Prior to Q3 2018, due to technological limitations of our portfolio management system, some accounts which contained fractional shares had misstated the quantity of shares when transactions quantities were smaller than 1/1000th of a share in a position as a result of purchases, sales, or dividend reinvestments. This had a marginal effect on the historical performance of the accounts. The rounding of position quantities caused by this limitation has been resolved, and quantities have been adjusted to reflect the full position to the 1/1,000,000th of a share as of the end of Q3 2018. Therefore, this rounding of fractional shares will not be necessary in the future.

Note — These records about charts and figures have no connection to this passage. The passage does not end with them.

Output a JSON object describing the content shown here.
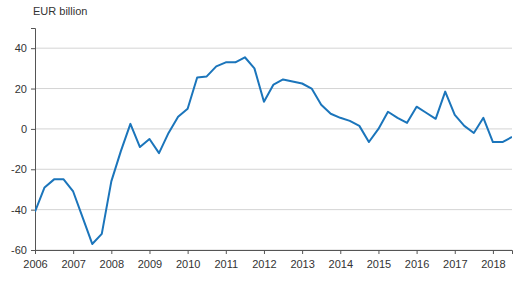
{
  "chart_data": {
    "type": "line",
    "y_label": "EUR billion",
    "categories": [
      "2006",
      null,
      null,
      null,
      "2007",
      null,
      null,
      null,
      "2008",
      null,
      null,
      null,
      "2009",
      null,
      null,
      null,
      "2010",
      null,
      null,
      null,
      "2011",
      null,
      null,
      null,
      "2012",
      null,
      null,
      null,
      "2013",
      null,
      null,
      null,
      "2014",
      null,
      null,
      null,
      "2015",
      null,
      null,
      null,
      "2016",
      null,
      null,
      null,
      "2017",
      null,
      null,
      null,
      "2018",
      null,
      null
    ],
    "values": [
      -41,
      -29,
      -25,
      -25,
      -31,
      -44,
      -57,
      -52,
      -26,
      -11,
      2.5,
      -9,
      -5,
      -12,
      -2,
      6,
      10,
      25.5,
      26,
      31,
      33,
      33,
      35.5,
      30,
      13.5,
      22,
      24.5,
      23.5,
      22.5,
      20,
      12,
      7.5,
      5.5,
      4,
      1.5,
      -6.5,
      0,
      8.5,
      5.5,
      3,
      11,
      8,
      5,
      18.5,
      7,
      1.5,
      -2,
      5.5,
      -6.5,
      -6.5,
      -4
    ],
    "color": "#1b75bb",
    "ylim": [
      -60,
      50
    ],
    "yticks": [
      -60,
      -40,
      -20,
      0,
      20,
      40
    ],
    "grid": true
  }
}
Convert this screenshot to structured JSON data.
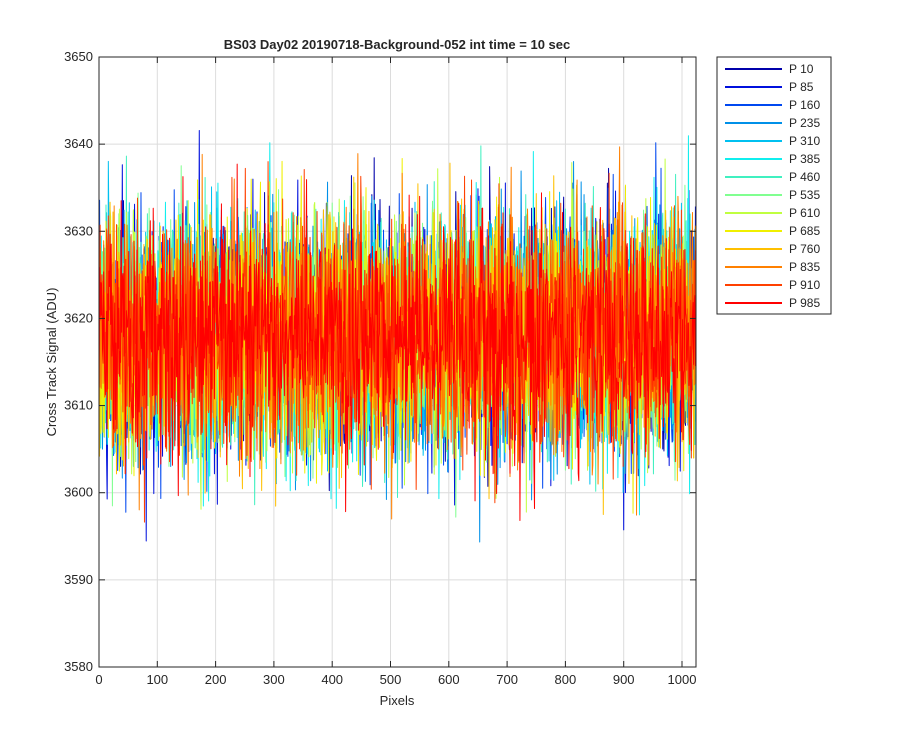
{
  "chart_data": {
    "type": "line",
    "title": "BS03 Day02 20190718-Background-052 int time = 10 sec",
    "xlabel": "Pixels",
    "ylabel": "Cross Track Signal (ADU)",
    "xlim": [
      0,
      1024
    ],
    "ylim": [
      3580,
      3650
    ],
    "xticks": [
      0,
      100,
      200,
      300,
      400,
      500,
      600,
      700,
      800,
      900,
      1000
    ],
    "yticks": [
      3580,
      3590,
      3600,
      3610,
      3620,
      3630,
      3640,
      3650
    ],
    "grid": true,
    "legend_location": "outside-top-right",
    "baseline_mean": 3618,
    "noise_peak_to_peak": 50,
    "series": [
      {
        "name": "P 10",
        "color": "#0000AA"
      },
      {
        "name": "P 85",
        "color": "#0010DD"
      },
      {
        "name": "P 160",
        "color": "#0048F0"
      },
      {
        "name": "P 235",
        "color": "#0090E8"
      },
      {
        "name": "P 310",
        "color": "#00C0F0"
      },
      {
        "name": "P 385",
        "color": "#10EEEE"
      },
      {
        "name": "P 460",
        "color": "#40F0C0"
      },
      {
        "name": "P 535",
        "color": "#80FF90"
      },
      {
        "name": "P 610",
        "color": "#C0FF40"
      },
      {
        "name": "P 685",
        "color": "#F0F000"
      },
      {
        "name": "P 760",
        "color": "#FFC000"
      },
      {
        "name": "P 835",
        "color": "#FF8000"
      },
      {
        "name": "P 910",
        "color": "#FF4000"
      },
      {
        "name": "P 985",
        "color": "#FF0000"
      }
    ]
  }
}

At certain custodians, a combination of the custodian providing us a limited number of digits on fractional share and fractional cent transactions rounding errors are introduced into our tracking. At quarter-end starting 3/31/2020, we implemented a process to enter small transactions to eliminate any rounding errors that have built up to more than a full cent. These transactions are small and do not have an appreciable effect on performance. Sharpe ratios and Standard Deviation calculations are calculated with the assumption of 252 trading days in a year.
This report represents Condor Capital Wealth Management’s research, analysis and opinion only; the period tested was short in duration and may not provide a meaningful analysis; and, there can be no assurance that the performance trend demonstrated by Robos vs indices during the short period will continue. A copy of Condor’s Disclosure Brochure is available at www.condorcapital.com. Condor Capital holds a position in Schwab in one of the strategies used in many of their discretionary accounts. As of 12/31/2024, the total size of the position was 66,365 shares of Schwab common stock. As of 12/31/2024, accounts discretionarily managed by Condor Capital Management held bonds issued by the following companies: Morgan Stanley, Bank of America, Wells Fargo, E*Trade, Citi Group, Citizens Financial Group, Ally Financial, Charles Schwab, Fidelity, and TD Bank.